What’s new: Models in the Hugging Face open source AI repository can attack users’ devices, according to cybersecurity experts at JFrog, a software firm. Meanwhile, a different team discovered a vulnerability in one of Hugging Face’s own security features.
Compromised uploads: JFrog developed scanned models on Hugging Face for known exploits. They flagged around 100 worrisome models. Flagged models may have been uploaded by other security researchers but pose hazards nonetheless, JFrog said.
- Around 50 percent of the flagged models were capable of hijacking objects on users’ devices. Around 20 percent opened a reverse shell on users’ devices, which theoretically allows an attacker to access them remotely. 95 percent of the flagged models were built using PyTorch, and the remainder were based on TensorFlow Keras.
- For instance, a model called goober2 (since deleted) took advantage of a vulnerability in Pickle, a Python module that serializes objects by a list or array into a byte stream and back again. The model, which had been uploaded to Hugging Face by a user named baller23, used Pickle to insert code into PyTorch that attempted to start a reverse shell connection to a remote IP address.

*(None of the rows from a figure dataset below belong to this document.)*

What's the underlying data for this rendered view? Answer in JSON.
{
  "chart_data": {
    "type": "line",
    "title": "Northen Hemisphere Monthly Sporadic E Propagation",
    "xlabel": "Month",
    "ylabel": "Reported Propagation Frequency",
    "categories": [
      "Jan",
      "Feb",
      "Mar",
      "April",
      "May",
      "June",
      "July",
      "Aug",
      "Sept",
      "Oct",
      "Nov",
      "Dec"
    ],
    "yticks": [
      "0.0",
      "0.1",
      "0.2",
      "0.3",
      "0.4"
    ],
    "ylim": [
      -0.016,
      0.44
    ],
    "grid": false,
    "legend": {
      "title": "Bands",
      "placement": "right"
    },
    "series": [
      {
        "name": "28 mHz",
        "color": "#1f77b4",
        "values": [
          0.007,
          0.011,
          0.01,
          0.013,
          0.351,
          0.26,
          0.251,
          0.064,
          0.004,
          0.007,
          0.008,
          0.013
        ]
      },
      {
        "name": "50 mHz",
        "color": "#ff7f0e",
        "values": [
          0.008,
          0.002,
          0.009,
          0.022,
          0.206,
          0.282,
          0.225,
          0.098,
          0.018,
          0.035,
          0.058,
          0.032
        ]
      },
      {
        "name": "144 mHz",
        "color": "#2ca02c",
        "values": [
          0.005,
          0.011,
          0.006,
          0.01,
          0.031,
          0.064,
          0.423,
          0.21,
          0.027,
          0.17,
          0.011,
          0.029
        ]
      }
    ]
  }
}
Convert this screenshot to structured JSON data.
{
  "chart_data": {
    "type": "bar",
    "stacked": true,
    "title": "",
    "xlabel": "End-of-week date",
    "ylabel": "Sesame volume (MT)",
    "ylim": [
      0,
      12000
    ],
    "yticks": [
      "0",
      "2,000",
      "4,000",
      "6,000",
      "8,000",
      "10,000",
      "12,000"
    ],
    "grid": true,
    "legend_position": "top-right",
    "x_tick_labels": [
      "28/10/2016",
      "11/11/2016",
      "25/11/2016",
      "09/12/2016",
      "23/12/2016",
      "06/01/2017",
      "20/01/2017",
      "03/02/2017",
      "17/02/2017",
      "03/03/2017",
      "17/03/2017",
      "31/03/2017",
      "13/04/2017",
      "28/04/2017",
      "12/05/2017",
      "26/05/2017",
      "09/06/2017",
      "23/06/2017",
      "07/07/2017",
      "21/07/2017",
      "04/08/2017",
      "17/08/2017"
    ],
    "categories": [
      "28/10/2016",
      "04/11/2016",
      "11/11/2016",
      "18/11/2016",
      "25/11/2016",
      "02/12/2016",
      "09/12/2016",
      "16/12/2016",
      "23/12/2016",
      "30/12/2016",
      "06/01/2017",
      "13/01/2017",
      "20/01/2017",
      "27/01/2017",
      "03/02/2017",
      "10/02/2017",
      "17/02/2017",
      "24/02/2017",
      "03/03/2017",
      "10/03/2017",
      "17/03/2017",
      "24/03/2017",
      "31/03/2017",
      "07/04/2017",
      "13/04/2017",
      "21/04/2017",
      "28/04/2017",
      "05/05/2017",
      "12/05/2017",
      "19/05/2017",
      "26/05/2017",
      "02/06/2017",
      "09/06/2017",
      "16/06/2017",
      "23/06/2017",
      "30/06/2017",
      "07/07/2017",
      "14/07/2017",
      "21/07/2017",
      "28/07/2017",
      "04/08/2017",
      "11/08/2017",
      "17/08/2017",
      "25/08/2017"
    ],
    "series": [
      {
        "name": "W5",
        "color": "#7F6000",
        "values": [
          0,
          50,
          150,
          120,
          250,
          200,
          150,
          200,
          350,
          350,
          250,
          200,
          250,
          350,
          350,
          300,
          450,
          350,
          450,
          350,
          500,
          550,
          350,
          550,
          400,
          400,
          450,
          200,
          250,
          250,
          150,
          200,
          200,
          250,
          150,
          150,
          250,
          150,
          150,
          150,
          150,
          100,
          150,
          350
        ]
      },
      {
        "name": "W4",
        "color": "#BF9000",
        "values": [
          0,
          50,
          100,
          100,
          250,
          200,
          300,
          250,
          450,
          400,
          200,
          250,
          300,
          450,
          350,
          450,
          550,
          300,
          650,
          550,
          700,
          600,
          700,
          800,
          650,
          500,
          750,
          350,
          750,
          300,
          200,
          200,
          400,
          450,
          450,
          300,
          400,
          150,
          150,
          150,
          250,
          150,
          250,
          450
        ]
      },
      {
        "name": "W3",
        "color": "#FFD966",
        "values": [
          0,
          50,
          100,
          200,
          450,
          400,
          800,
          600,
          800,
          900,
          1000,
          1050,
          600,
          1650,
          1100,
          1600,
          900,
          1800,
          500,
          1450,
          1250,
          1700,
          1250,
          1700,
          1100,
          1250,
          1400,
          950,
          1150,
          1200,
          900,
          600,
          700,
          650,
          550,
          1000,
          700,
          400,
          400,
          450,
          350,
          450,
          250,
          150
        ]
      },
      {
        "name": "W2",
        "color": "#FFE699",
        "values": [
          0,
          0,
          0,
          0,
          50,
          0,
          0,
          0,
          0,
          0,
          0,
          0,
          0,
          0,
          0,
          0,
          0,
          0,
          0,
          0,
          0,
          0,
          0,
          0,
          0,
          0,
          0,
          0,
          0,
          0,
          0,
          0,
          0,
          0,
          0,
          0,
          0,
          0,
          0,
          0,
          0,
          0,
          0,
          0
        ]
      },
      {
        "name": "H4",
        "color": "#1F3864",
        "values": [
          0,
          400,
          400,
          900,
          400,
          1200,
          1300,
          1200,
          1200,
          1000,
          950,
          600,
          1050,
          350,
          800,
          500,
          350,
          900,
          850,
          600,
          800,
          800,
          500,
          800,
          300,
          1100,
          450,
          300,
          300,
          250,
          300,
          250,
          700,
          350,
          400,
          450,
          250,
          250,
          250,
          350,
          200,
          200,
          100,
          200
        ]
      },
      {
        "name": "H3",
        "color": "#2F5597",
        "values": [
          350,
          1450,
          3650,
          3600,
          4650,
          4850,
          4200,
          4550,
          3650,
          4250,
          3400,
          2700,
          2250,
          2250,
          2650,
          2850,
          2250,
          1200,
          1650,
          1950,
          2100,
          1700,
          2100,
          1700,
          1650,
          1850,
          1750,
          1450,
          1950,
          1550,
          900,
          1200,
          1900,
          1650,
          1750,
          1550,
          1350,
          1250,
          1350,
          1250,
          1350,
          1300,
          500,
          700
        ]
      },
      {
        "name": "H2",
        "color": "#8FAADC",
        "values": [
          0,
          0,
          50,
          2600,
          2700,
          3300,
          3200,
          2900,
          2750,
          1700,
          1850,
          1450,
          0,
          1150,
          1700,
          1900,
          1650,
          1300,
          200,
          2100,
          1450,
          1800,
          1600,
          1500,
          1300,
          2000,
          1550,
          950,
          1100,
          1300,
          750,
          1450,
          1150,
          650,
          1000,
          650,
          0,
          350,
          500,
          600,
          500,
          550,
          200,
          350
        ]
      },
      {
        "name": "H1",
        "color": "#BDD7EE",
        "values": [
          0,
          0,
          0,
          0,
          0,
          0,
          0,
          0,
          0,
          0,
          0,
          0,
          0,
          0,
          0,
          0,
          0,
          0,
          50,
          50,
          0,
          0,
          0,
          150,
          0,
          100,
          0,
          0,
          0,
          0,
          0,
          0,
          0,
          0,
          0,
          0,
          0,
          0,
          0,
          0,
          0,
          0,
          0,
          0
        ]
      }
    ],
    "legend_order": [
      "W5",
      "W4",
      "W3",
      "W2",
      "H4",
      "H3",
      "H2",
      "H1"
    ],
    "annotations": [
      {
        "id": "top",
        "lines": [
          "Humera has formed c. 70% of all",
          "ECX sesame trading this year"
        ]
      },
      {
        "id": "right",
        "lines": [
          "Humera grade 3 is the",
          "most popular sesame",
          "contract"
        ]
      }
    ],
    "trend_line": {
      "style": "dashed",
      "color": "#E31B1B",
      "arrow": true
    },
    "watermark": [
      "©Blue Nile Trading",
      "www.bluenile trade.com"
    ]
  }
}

- The apparent origin of goober2 and many other flagged models — the South Korean research network KREONET — suggests that it may be a product of security researchers.
Malicious mimicry: Separately, HiddenLayer, a security startup, demonstrated a way to compromise Safetensors, an alternative to Pickle that stores data arrays more securely. The researchers built a malicious PyTorch model that enabled them to mimic the Safetensors conversion bot. In this way, an attacker could send pull requests to any model that gives security clearance to the Safetensors bot, making it possible to execute arbitrary code; view all repositories, model weights, and other data; and replace users’ models.
Behind the News: Hugging Face implements a variety of security measures. In most cases, it flags potential issues but does not remove the model from the site; users download at their own risk. Typically, security issues on the site arise when users inadvertently make their own information available. For instance, in December 2023, Lasso Security discovered available API tokens that afforded access to over 600 accounts belonging to organizations like Google, Meta, and Microsoft.
Why it matters: As the AI community grows, AI developers and users become more attractive targets for malicious attacks. Security teams have discovered vulnerabilities in popular platforms, obscure models, and essential modules like Safetensors.
We’re thinking: Security is a top priority whenever private data is concerned, but the time is fast approaching when AI platforms, developers, and users must harden their models, as well as their data, against attacks.